Después de la última cena en el hotel, tomé la decisión de salir a dar una vuelta  por la playa que estaba cerca del Paseo Marítimo. Era espaciosa, larga y al final tenía un par de calas un tanto aisladas que permitía un poco más de tranquilidad. Las había descubierto los primeros días, los peores para mi estrés.

Llevaba un rato paseando cuando al fondo pude ver cómo estaban recogiendo las hamacas. Era un chico muy simpático y agradable. Al llegar a su encuentro me paré a saludarle. Me preguntó a dónde iba. A lo que le contesté que simplemente estaba dando una vuelta, mi avión salía al día siguiente y quería despedirme del lugar.

Con la mejor de sus sonrisas me invitó a una copa, pero me dijo que le esperara al final de la playa donde las calas, así podíamos estar más tranquilos. Me pareció una idea bastante buena, por lo que accedí.

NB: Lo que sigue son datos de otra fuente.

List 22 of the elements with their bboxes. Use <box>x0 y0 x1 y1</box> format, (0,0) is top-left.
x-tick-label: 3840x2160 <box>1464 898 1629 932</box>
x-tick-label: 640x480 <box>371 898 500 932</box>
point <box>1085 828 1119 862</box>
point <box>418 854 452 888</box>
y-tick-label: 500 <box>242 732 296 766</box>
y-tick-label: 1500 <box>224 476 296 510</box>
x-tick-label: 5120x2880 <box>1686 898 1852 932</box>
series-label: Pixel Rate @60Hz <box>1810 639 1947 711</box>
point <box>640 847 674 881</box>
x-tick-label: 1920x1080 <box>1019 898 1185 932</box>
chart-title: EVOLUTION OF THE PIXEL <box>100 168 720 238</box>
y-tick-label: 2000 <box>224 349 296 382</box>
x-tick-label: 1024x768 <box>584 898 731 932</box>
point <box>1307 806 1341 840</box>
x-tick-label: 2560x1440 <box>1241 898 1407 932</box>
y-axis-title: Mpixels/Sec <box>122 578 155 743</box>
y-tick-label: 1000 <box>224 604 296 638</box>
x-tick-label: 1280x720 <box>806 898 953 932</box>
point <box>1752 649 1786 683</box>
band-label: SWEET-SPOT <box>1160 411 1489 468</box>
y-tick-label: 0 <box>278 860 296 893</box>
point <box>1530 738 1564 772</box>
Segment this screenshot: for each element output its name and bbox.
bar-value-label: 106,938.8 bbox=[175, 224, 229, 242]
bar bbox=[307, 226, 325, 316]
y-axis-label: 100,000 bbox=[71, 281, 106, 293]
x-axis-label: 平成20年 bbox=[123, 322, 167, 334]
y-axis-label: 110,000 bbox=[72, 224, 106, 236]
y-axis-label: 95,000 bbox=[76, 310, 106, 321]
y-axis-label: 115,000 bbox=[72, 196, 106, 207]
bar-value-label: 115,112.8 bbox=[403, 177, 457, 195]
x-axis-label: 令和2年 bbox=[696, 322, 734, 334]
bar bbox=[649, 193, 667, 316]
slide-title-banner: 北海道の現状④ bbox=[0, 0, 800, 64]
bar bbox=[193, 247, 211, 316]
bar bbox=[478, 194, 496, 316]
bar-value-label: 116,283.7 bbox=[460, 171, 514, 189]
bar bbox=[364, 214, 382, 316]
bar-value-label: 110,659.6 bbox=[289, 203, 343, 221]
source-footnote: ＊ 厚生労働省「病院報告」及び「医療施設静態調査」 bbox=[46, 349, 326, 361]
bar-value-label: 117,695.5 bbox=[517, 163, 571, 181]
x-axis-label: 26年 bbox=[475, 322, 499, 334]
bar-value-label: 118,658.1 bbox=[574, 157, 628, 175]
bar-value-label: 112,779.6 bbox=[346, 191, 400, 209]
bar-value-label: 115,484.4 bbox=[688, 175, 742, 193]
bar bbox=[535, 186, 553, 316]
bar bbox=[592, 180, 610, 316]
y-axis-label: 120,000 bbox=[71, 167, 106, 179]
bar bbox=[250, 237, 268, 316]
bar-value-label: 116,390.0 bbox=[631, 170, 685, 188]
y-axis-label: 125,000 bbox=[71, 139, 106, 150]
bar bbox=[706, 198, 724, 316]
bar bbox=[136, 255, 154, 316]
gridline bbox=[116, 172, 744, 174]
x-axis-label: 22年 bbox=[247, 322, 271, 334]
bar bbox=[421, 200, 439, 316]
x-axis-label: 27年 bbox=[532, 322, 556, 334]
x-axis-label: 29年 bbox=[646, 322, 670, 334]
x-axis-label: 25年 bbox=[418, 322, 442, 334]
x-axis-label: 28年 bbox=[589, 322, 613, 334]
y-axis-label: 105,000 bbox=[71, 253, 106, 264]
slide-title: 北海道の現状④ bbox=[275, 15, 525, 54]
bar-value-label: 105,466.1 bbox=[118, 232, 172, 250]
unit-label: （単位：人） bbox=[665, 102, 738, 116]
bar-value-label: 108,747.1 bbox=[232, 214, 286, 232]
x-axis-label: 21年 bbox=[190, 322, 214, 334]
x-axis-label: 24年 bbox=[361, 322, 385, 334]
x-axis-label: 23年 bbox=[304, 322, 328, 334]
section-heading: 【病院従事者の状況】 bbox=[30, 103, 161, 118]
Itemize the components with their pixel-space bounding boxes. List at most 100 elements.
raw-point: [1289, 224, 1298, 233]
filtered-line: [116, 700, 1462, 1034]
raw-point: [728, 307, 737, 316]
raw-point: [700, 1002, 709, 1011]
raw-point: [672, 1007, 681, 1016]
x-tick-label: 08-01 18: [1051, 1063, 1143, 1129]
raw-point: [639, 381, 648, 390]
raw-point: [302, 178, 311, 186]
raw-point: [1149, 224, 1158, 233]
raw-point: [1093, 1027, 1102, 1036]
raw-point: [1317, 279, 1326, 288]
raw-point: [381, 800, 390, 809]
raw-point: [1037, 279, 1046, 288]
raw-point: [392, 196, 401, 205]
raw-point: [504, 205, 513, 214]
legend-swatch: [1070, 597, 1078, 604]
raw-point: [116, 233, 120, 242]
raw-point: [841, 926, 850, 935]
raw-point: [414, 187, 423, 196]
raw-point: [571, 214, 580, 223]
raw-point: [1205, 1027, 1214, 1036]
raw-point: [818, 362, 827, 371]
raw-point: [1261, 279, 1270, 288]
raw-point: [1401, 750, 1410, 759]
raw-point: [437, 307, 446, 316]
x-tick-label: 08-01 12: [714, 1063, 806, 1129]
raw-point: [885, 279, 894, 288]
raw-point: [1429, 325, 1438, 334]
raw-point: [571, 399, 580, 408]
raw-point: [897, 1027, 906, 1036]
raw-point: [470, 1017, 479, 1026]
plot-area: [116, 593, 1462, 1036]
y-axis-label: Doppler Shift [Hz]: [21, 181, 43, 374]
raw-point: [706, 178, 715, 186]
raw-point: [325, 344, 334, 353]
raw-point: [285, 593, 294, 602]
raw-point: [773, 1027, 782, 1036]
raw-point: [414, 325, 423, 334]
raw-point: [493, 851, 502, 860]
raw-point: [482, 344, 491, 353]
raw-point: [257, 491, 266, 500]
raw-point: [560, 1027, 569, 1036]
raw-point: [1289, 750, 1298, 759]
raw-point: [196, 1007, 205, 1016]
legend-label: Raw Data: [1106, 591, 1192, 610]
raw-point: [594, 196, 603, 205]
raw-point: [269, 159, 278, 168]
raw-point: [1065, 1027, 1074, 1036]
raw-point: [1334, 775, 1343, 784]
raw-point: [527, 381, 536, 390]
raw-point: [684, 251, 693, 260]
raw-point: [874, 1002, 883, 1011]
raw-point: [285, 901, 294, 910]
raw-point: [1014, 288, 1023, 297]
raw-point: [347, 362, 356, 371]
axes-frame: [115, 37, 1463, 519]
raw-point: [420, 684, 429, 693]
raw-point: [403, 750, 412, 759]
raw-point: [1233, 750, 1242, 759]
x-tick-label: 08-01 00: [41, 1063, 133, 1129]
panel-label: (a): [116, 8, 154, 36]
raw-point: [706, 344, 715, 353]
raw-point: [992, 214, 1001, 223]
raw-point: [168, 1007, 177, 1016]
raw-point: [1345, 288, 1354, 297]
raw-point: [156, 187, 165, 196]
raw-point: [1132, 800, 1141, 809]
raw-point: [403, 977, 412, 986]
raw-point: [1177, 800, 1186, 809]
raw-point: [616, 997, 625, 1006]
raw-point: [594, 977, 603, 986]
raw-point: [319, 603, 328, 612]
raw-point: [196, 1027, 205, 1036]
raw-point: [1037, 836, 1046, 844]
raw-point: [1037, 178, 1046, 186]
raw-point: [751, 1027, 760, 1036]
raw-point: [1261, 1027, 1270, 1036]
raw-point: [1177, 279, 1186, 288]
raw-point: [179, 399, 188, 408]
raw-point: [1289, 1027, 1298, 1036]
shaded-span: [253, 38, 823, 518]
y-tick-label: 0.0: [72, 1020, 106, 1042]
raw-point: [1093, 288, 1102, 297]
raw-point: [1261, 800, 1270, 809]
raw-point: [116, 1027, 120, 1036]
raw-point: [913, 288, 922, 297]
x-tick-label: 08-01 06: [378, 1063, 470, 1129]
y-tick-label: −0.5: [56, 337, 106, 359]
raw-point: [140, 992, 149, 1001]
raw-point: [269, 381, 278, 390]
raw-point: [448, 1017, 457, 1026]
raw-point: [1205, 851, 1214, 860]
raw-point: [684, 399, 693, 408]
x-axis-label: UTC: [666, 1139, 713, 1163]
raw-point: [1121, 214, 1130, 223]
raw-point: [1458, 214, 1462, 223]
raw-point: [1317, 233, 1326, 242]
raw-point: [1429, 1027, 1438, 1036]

Dirigí mis  pasos hacia el lugar indicado y me senté en la arena, a esperar a mi acompañante. Pasaron pocos minutos cuando observé su silueta acercarse hasta mí. Traía las dos copas. Se sentó a mi lado y nos pusimos a charlar.

Estábamos animados, riéndonos de anécdotas que nos habían pasado. En un momento determinado se acercó aún más mi costado. Pasó su mano por mi cintura y comenzó a besarme el cuello. En seguida noté cómo mi excitación subía. Me entró calor. Segundos más tarde estábamos tumbados besándonos como locos.

Se deshizo de mi vestido y sus pantalones fueron a parar a nuestros pies. Las caricias se sucedían continuamente. Lametones, besos apasionados desde mi cuello hasta el monte de Venus. Paro y mi excitación alcanzó las cotas máximas. La suya también. Era evidente. Su pene estaba erecto y dispuesto a penetrarme. Así fue. Una y otra vez, las envestidas eran maravillosas. Rodeé su cuerpo con mis piernas y nos dejamos llevar.

Cuando terminamos aquel apasionante momento de sexo, tuve la sensación de que alguien nos estaba mirando. Daba igual. Ya tenía mi aventura de esas vacaciones.